When I think of becoming a teacher I would like to imagine or hope that I would be “turning the key” for a student of mine to become something great. I have been soul searching for many years now to have a better understanding of what I am suppose to do in my life. I have worked in so many jobs in so many areas but nothing was fulfilling my life with any amount of meaning. I found myself not wanting to go back the next day or wishing I were somewhere else. Well I guess everyone does that is what I would tell myself.
Until a couple years ago when I was working and living in Las Vegas. It was there that I finally realized what I had been searching for in my life. I was spending a lot of time with a co-worker who had children in the school system. I vividly remember hearing her children say “the teacher’s don’t care.” This was shocking for a child who was in the fourth grade to be saying to me. I guess because I had a great experience in school with wonderful caring teachers. My memories of school are a little blurred with age but I do remember looking up to them as role models. Especially, my eighth grade English teacher who was the first person who ever told me that I was a beautiful writer. She encouraged me to continue to learn as much as I could about becoming a good writer. I still see her from time to time and she asks if I am still writing. I always say yes, but the last time I saw her, I got the chance to tell her that I am also in school to be a teacher. She is very happy for me.
Therefore, my school experience being so positive I had not thought what it would be like if teachers did not care. However, the most important thing is --that I remember saying to the fourth grader “if I was your teacher I would care about you”. In addition, she said, “I wish you were my teacher”. At that moment you could say it was like the clouds parted and the sky opened. I realized at that very moment that I was put here on earth to be a teacher.
A teacher that cares about the random thoughts and dreams each child has throughout each day is what I want to be. Therefore, I decided to go back to school to continue my education. However, this time it would be different. I now knew what I wanted to be—a teacher. I laugh at myself for not realizing this sooner, I mean I had been teaching almost all my life. I had taught swimming lessons, coached high school volleyball, and was a camp counselor for years. I just was afraid to admit that I liked teaching, like I was afraid people would not take me serious enough. I guess when people do a variety of things with their life like I have, people start to think of them as not following through with things or not being dedicated. Nevertheless, I look at it like I was very dedicated; I was dedicated in my journey to discover myself. Why does anyone think that children at the young age of eighteen needs to decide what he or she wants to be for the rest of their life will never make any sense to me? It took me a little longer to figure things out.

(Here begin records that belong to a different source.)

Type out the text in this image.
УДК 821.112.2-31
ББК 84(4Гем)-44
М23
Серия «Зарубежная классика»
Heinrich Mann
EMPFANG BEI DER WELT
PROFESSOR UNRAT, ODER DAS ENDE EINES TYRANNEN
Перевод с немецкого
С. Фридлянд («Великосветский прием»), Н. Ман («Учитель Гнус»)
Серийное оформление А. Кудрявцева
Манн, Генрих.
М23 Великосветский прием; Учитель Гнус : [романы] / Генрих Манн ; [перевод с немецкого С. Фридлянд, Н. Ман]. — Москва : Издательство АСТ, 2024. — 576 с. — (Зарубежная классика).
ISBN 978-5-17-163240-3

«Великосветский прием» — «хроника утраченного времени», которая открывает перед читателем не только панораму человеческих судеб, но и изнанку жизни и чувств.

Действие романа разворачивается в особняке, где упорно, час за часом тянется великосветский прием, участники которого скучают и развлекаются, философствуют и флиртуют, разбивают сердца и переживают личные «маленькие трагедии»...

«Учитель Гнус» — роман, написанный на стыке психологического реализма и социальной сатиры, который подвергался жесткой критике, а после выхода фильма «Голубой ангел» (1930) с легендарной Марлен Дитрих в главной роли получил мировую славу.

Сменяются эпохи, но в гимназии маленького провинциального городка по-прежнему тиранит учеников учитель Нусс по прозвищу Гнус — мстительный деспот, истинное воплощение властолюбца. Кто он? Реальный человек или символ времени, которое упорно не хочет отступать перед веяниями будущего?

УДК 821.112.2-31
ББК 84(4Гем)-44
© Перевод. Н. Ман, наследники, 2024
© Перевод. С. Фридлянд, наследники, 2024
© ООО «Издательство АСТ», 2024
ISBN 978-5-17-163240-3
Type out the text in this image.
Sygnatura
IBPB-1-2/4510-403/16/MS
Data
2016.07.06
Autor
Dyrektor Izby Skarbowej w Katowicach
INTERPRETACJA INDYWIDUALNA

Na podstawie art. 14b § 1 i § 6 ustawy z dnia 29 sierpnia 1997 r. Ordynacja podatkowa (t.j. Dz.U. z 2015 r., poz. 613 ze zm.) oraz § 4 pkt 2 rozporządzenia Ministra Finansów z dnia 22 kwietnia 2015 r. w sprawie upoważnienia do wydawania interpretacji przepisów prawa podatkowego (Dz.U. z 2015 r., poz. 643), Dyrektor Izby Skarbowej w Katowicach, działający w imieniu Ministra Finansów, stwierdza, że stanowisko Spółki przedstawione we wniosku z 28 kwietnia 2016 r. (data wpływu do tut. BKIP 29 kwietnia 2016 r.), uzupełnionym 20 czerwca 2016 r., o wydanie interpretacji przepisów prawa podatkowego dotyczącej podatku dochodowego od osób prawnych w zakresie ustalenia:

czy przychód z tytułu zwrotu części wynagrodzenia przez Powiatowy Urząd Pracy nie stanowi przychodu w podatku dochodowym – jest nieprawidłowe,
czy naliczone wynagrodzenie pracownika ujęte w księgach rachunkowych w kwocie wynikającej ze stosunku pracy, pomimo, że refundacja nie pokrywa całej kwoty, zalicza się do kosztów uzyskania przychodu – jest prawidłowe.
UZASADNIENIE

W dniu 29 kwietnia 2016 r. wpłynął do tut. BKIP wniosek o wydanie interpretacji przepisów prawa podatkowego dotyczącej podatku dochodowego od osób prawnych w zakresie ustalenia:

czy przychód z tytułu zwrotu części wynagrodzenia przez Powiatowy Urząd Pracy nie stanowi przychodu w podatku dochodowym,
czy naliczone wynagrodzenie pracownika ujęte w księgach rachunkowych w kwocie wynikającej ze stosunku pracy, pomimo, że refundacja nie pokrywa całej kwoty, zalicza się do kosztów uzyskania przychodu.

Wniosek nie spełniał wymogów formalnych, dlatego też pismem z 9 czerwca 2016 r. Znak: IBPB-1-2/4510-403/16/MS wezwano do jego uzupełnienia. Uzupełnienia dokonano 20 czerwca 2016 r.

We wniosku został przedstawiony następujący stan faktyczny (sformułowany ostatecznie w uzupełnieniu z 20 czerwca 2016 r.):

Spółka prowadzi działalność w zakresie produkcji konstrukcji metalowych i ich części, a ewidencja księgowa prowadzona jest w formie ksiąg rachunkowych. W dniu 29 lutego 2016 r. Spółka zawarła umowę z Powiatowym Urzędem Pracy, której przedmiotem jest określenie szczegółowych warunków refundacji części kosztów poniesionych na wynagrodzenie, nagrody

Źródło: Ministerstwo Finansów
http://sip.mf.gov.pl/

Furthermore, my goals as a teacher are immense. I have so many ideas and creative ways to help children in school today. I have probably ten ideas a day of “what I would do in my classroom”. I just file them away waiting for the day I will get to put them to the test. But overall my goal for my teaching career is to; never limit my students potential, to support every idea they may have, but most of all to make sure they all know that beyond anything else, I care about each and every one of them.